Like lots of things its pretty straightforward but is confused by badly worded 'manuals'.Many thanks for the nice feedback and for watching! Cheers, Ray
Thanks so much for this very good video.
I have been looking for a long time a good setup for my OAG.
I'll try to do a french to help french language people.
You'll be in the Credits for sure
I am very pleased you found this helpful!! Thanks very much for watching!
Ray
55mm from the flat side (telecsope side) of the OAG, yes, but more importantly 75mm from the flattener (not all of them but a lot of flatteners demands that back focus), that's what's important.
For Esprit 120ED owners : carefull, and check if the male part of extender tube (piece "3b" in page 7 of the owner's manual that comes just after the flattener, and sometimes composed of 2 parts screwed together) can be screwed in completely : mine was too long, and, not only once screwed in the OAG, it was impossible to move the stalk of the OAG, but the OAG was tilted and the backfocus wrong (too long) !
=> I had to sand the male part of the piece "3b" with a sand paper (it's aluminium and easy to sand), about 1mm.

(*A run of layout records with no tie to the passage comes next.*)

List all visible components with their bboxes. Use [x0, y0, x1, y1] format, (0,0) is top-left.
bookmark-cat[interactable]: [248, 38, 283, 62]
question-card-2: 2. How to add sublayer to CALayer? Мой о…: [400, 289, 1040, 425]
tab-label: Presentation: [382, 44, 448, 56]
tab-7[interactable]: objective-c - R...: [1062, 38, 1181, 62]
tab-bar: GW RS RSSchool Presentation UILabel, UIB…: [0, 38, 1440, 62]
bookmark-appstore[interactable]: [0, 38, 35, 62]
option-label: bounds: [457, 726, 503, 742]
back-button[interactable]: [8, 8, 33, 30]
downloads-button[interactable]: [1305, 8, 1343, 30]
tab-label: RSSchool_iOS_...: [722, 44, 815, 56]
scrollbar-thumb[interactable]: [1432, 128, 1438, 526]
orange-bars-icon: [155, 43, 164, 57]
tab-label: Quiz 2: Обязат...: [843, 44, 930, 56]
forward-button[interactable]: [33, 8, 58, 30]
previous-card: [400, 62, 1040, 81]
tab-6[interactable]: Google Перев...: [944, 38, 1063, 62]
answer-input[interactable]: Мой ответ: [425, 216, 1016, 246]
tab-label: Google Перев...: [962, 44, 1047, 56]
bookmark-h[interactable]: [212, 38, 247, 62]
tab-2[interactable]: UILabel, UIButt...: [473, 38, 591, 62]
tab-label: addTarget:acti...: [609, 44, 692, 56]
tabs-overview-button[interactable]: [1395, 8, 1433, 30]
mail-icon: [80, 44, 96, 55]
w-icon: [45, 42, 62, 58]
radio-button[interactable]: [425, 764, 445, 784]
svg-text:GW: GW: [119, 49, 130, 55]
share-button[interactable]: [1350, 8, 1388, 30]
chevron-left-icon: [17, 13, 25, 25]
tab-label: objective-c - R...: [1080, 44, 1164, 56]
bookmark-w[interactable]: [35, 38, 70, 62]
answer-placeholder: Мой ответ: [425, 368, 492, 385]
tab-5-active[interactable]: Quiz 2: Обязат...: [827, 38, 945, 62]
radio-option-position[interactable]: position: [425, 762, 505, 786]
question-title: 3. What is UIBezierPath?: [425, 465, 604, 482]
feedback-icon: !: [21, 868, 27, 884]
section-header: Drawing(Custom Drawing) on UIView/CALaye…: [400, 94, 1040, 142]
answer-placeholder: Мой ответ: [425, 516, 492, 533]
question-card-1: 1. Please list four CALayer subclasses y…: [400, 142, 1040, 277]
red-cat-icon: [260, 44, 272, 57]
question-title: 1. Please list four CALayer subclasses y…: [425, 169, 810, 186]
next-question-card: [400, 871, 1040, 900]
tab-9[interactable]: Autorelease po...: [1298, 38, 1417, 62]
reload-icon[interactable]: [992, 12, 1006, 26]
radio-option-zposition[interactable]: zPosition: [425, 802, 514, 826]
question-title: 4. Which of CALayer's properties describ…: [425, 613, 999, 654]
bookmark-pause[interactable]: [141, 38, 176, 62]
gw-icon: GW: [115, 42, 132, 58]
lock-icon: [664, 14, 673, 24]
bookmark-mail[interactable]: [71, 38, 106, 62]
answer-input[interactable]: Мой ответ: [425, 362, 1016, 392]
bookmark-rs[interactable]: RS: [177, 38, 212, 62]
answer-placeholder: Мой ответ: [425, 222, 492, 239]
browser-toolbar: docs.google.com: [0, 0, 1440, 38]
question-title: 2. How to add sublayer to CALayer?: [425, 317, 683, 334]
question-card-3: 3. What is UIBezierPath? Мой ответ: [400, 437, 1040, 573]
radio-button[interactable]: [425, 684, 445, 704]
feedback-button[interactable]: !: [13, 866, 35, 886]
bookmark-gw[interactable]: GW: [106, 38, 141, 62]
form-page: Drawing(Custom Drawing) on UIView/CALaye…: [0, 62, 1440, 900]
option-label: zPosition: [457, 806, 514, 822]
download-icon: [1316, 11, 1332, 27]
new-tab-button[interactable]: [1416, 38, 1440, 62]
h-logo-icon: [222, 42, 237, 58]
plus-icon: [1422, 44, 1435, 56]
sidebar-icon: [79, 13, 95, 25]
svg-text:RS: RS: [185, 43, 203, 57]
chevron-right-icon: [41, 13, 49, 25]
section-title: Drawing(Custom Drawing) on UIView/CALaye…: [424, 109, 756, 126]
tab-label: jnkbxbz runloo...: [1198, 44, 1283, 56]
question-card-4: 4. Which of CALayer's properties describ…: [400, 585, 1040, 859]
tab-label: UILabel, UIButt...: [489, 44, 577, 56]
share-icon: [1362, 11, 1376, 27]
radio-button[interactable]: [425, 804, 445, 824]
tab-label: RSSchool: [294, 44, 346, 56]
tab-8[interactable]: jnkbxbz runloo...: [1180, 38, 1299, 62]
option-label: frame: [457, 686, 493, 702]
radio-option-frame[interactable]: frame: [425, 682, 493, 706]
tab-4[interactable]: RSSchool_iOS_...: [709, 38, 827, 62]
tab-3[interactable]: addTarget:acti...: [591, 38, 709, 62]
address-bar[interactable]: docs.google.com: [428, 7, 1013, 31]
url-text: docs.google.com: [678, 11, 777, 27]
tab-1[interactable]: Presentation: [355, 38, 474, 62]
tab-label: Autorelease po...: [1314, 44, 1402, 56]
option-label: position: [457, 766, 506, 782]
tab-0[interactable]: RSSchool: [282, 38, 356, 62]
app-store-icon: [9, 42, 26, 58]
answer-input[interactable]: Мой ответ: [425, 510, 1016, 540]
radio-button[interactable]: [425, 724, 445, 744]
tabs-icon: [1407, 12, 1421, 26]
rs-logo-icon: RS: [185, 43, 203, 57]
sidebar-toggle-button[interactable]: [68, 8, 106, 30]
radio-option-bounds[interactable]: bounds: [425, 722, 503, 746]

Even now, if I want a correct backfocus, I have to sand the flat side of the OAG by about 0.5mm...
Many thanks for the info, and for watching!!
Cheers
Ray
That’s the ZWO OAG, I believe. I thought they could only accept mini (1.25”) cameras, but that look full sized. Am I mistaken?
Mine is set up for an m42 thread but it accepts T2 and m42 adapters..so i can fit pretty much any astro camera!!! Hooe that helps, and thanks so much for watching!! Cheers, Ray.